No entanto, ao assistir ao filme e observá-lo através de um prisma jornalístico, podemos perceber que, além da narrativa amorosa, a história carrega diversos estereótipos da profissão de Andie, bem como outras produções midiáticas que possuem personagens jornalistas.
Ora heróis, ora vilões
De acordo com um artigo escrito por Junno Sena e Maristela Fittipaldi, a ficção criou os personagens jornalistas como loucos por uma história exclusiva que os faça chegar no auge de sua carreira. O material fala sobre o estereótipo do jornalista, focando na análise da carreira do personagem Clark Kent, o Superman.
No texto é observado também que a mídia perpetua uma ideia de que os jornalistas são profissionais que fazem de tudo para obter esse furo ou um conteúdo “caça-cliques”, inclusive mentir e/ou manipular se for preciso. Estão ligados à mentira por vezes desvendando, outras criando.

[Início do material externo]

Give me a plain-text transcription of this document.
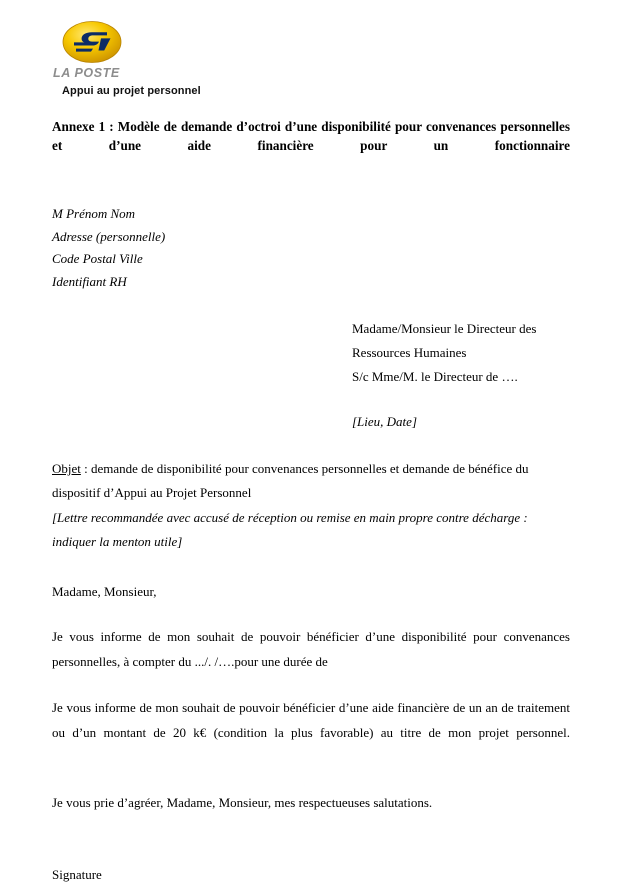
LA POSTE
Appui au projet personnel
Annexe 1 : Modèle de demande d’octroi d’une disponibilité pour convenances personnelles et d’une aide financière pour un fonctionnaire
M Prénom Nom
Adresse (personnelle)
Code Postal Ville
Identifiant RH
Madame/Monsieur le Directeur des
Ressources Humaines
S/c Mme/M. le Directeur de ….
[Lieu, Date]
Objet : demande de disponibilité pour convenances personnelles et demande de bénéfice du dispositif d’Appui au Projet Personnel
[Lettre recommandée avec accusé de réception ou remise en main propre contre décharge : indiquer la menton utile]
Madame, Monsieur,
Je vous informe de mon souhait de pouvoir bénéficier d’une disponibilité pour convenances personnelles, à compter du .../. /….pour une durée de
Je vous informe de mon souhait de pouvoir bénéficier d’une aide financière de un an de traitement ou d’un montant de 20 k€ (condition la plus favorable) au titre de mon projet personnel.
Je vous prie d’agréer, Madame, Monsieur, mes respectueuses salutations.
Signature
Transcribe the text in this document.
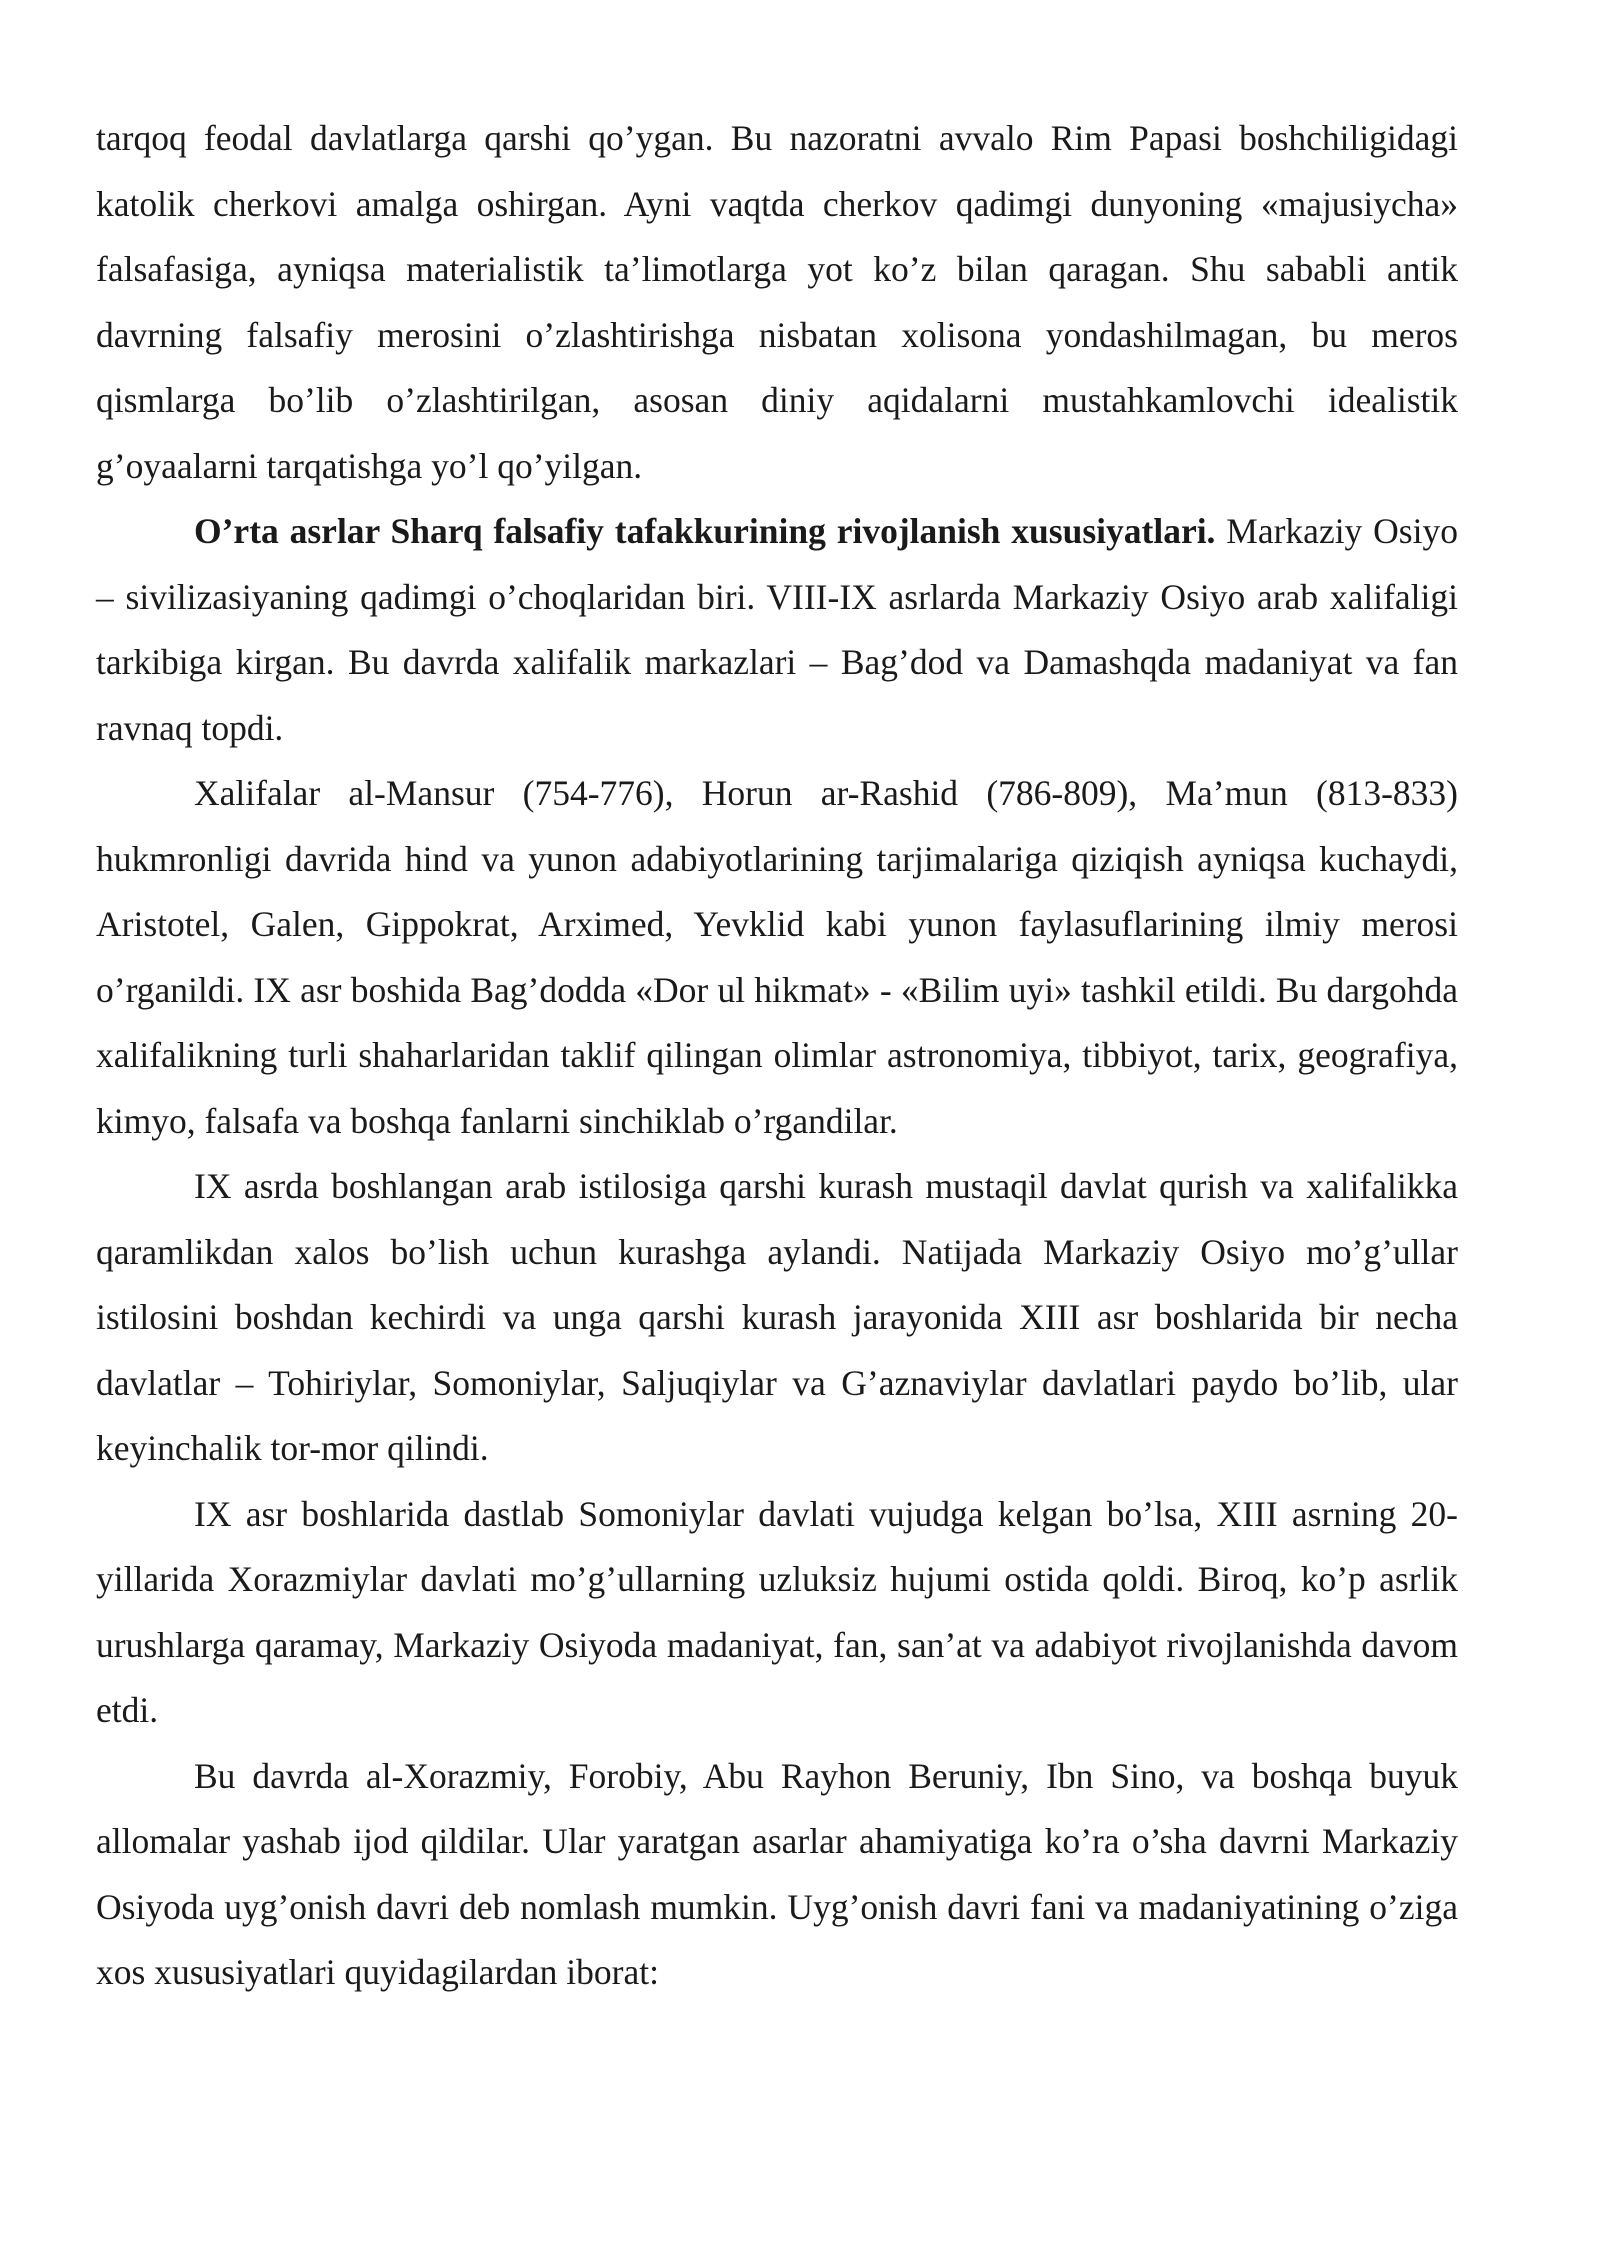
tarqoq feodal davlatlarga qarshi qo’ygan. Bu nazoratni avvalo Rim Papasi boshchiligidagi katolik cherkovi amalga oshirgan. Ayni vaqtda cherkov qadimgi dunyoning «majusiycha» falsafasiga, ayniqsa materialistik ta’limotlarga yot ko’z bilan qaragan. Shu sababli antik davrning falsafiy merosini o’zlashtirishga nisbatan xolisona yondashilmagan, bu meros qismlarga bo’lib o’zlashtirilgan, asosan diniy aqidalarni mustahkamlovchi idealistik g’oyaalarni tarqatishga yo’l qo’yilgan.

O’rta asrlar Sharq falsafiy tafakkurining rivojlanish xususiyatlari. Markaziy Osiyo – sivilizasiyaning qadimgi o’choqlaridan biri. VIII-IX asrlarda Markaziy Osiyo arab xalifaligi tarkibiga kirgan. Bu davrda xalifalik markazlari – Bag’dod va Damashqda madaniyat va fan ravnaq topdi.

Xalifalar al-Mansur (754-776), Horun ar-Rashid (786-809), Ma’mun (813-833) hukmronligi davrida hind va yunon adabiyotlarining tarjimalariga qiziqish ayniqsa kuchaydi, Aristotel, Galen, Gippokrat, Arximed, Yevklid kabi yunon faylasuflarining ilmiy merosi o’rganildi. IX asr boshida Bag’dodda «Dor ul hikmat» - «Bilim uyi» tashkil etildi. Bu dargohda xalifalikning turli shaharlaridan taklif qilingan olimlar astronomiya, tibbiyot, tarix, geografiya, kimyo, falsafa va boshqa fanlarni sinchiklab o’rgandilar.

IX asrda boshlangan arab istilosiga qarshi kurash mustaqil davlat qurish va xalifalikka qaramlikdan xalos bo’lish uchun kurashga aylandi. Natijada Markaziy Osiyo mo’g’ullar istilosini boshdan kechirdi va unga qarshi kurash jarayonida XIII asr boshlarida bir necha davlatlar – Tohiriylar, Somoniylar, Saljuqiylar va G’aznaviylar davlatlari paydo bo’lib, ular keyinchalik tor-mor qilindi.

IX asr boshlarida dastlab Somoniylar davlati vujudga kelgan bo’lsa, XIII asrning 20-yillarida Xorazmiylar davlati mo’g’ullarning uzluksiz hujumi ostida qoldi. Biroq, ko’p asrlik urushlarga qaramay, Markaziy Osiyoda madaniyat, fan, san’at va adabiyot rivojlanishda davom etdi.

Bu davrda al-Xorazmiy, Forobiy, Abu Rayhon Beruniy, Ibn Sino, va boshqa buyuk allomalar yashab ijod qildilar. Ular yaratgan asarlar ahamiyatiga ko’ra o’sha davrni Markaziy Osiyoda uyg’onish davri deb nomlash mumkin. Uyg’onish davri fani va madaniyatining o’ziga xos xususiyatlari quyidagilardan iborat:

Apesar disso, os estereótipos, que podem ser ofensivos em alguns casos, também servem de alerta para o que deve ser observado no exercício da atividade jornalística. Ao abordar essa profissão, o cinema reforça a ideia do jornalista como um ser que consegue interferir na realidade e algumas vezes até modificá-la, mesmo que não intencionalmente.
Por isso, ao olhar o universo do entretenimento como uma forma de aumentar o debate público, assim como a principal missão do jornalismo, encontra-se uma semelhança entre os dois mundos. Por isso, deve-se estar atento a esse objetivo tanto ao exercer a atividade jornalística, quanto ao observar o mundo fictício.
Jornalistas frustrados
No filme não só é visível, mas também mencionado que a jornalista é frustrada no exercício de sua profissão. Andie sonha em escrever sobre temas que passem longe de moda ou romance, no entanto, ela precisa provar sua capacidade para a chefe a fim de receber o privilégio de poder escrever sobre o assunto que desejar.
Assim como a personagem principal do filme, existem jornalistas frustrados em sua profissão. Sem ter autonomia para falar sobre o que desejam, muitos são encarregados de redigir histórias que sejam vendidas, como os famosos “caça-cliques”.
Esses tipos de conteúdos são cativantes, com títulos curiosos e manchetes sensacionalistas possuindo o objetivo de chamar atenção do maior número de pessoas e atraí-las para uma página ou site.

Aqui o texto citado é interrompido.